Die Aufgabe für jeden Satzführer bestand nun darin, seine/ihre Umsetzungsvorschläge und Ideen mit der jeweiligen Instrumentengruppe zeitnah und wiederum online besprechen, so dass jeder zuhause üben konnte. Richtige Töne und Rhythmus vorausgesetzt, lag der Fokus auf der Gestaltung, dem “Wie”. Immer im Bewusstsein für das gemeinsame musikalische Ziel. Klar brauchte es gegen Ende jeder Woche dann noch eine Feedback-Runde mit Dirigent und Musikern, um Erfahrungen auszutauschen. Was hat gut geklappt? Wo war es schwierig? Was kann man dagegen tun? Die Rückmeldungen konnten dann in der darauffolgenden Woche in die nächsten Aufgaben einfließen.
Die neue Herangehensweise war für uns weit mehr als eine Überbrückung der probenfreien Zeit. Unser musikalischer Arbeitsprozess ist reicher geworden an Methoden und wir haben uns in einer Art und Weise weiterentwickelt, die ohne die verordnete Zwangspause nicht denkbar gewesen wäre.

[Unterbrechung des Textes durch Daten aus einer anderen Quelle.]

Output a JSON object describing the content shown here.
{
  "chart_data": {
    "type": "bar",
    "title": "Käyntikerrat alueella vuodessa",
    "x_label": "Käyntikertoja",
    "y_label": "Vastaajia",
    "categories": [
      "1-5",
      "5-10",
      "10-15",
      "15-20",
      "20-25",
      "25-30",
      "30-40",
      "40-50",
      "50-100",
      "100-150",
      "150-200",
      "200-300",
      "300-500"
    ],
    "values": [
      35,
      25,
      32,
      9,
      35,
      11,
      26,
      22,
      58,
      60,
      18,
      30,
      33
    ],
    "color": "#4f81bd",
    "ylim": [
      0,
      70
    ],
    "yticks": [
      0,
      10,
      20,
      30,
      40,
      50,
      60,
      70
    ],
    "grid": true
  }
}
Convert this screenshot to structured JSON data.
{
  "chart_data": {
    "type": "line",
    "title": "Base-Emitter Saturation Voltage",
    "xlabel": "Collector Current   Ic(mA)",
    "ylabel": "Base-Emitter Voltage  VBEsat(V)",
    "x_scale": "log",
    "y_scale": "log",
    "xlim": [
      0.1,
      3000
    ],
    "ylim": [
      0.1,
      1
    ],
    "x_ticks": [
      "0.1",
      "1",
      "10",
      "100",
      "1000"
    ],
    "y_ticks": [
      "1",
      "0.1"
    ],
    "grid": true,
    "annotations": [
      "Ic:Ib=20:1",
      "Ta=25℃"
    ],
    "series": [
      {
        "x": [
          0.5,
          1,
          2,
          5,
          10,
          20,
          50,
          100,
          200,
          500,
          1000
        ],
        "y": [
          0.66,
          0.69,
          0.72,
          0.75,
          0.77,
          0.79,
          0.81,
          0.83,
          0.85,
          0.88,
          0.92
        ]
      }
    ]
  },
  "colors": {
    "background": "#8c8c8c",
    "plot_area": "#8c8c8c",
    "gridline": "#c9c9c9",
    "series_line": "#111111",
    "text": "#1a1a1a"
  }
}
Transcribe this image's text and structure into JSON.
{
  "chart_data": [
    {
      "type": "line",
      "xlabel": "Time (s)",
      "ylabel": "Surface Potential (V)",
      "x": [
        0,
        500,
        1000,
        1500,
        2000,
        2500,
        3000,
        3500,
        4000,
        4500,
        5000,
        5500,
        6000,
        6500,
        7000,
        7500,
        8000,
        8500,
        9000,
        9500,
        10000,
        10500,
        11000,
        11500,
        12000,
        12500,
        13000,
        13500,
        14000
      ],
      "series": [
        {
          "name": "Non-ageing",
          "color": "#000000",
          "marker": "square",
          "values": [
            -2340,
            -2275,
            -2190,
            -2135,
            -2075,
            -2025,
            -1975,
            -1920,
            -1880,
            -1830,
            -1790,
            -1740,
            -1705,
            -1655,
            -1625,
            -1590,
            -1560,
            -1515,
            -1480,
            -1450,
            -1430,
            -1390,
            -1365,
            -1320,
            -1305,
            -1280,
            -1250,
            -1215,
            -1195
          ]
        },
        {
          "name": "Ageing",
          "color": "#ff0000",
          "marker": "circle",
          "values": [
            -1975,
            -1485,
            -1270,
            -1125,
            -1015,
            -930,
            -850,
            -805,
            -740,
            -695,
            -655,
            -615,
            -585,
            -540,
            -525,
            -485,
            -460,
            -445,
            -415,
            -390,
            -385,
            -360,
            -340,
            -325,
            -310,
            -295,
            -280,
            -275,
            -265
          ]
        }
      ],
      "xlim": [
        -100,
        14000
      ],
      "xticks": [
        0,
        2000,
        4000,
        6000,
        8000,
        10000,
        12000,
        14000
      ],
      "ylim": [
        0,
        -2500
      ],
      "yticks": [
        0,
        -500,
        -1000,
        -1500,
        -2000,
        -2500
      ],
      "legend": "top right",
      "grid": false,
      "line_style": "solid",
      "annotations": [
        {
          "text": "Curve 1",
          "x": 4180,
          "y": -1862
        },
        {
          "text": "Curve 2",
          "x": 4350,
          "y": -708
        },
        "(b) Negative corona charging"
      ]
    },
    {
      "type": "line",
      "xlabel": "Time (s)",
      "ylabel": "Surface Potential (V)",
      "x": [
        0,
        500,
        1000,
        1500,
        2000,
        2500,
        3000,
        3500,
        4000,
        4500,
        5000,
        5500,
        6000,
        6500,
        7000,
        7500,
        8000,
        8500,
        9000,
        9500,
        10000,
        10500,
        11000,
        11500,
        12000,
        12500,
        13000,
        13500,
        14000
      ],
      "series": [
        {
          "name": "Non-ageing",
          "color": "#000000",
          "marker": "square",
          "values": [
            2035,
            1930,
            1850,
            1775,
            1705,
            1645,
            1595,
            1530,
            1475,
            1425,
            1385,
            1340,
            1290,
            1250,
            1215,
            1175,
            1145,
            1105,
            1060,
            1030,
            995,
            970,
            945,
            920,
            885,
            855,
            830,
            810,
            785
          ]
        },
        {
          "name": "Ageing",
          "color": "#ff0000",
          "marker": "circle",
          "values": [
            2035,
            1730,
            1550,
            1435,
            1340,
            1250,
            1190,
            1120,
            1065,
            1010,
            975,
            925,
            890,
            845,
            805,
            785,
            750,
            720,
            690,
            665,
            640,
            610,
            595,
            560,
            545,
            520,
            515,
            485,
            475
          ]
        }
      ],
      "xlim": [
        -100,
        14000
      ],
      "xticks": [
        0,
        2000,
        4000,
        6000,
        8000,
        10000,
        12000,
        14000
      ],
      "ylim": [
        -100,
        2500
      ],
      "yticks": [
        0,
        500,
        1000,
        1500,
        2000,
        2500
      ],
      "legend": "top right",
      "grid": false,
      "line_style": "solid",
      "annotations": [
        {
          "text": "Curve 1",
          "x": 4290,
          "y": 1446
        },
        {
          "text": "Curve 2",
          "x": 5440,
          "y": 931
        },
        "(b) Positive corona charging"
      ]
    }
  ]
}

Aktuell dürfen wir unter Auflagen wieder zusammen musizieren (wir benötigen für die Einhaltung der Sicherheitsabstände die Fläche der halben Mehrzweckhalle). Jetzt wollen wir die Kraft des Zusammenwirkens auch wieder live erleben. Denn durch Kombination der Materialien “Klang” wird das Ergebnis so unermesslich viel schöner, als es ein Einzelner jemals erreichen könnte.
Ich wünsche mir, dass möglichst viele die aktuelle Situation wie wir auch als Chance erleben. Lasst sie uns nutzen und stets offen bleiben für Veränderung!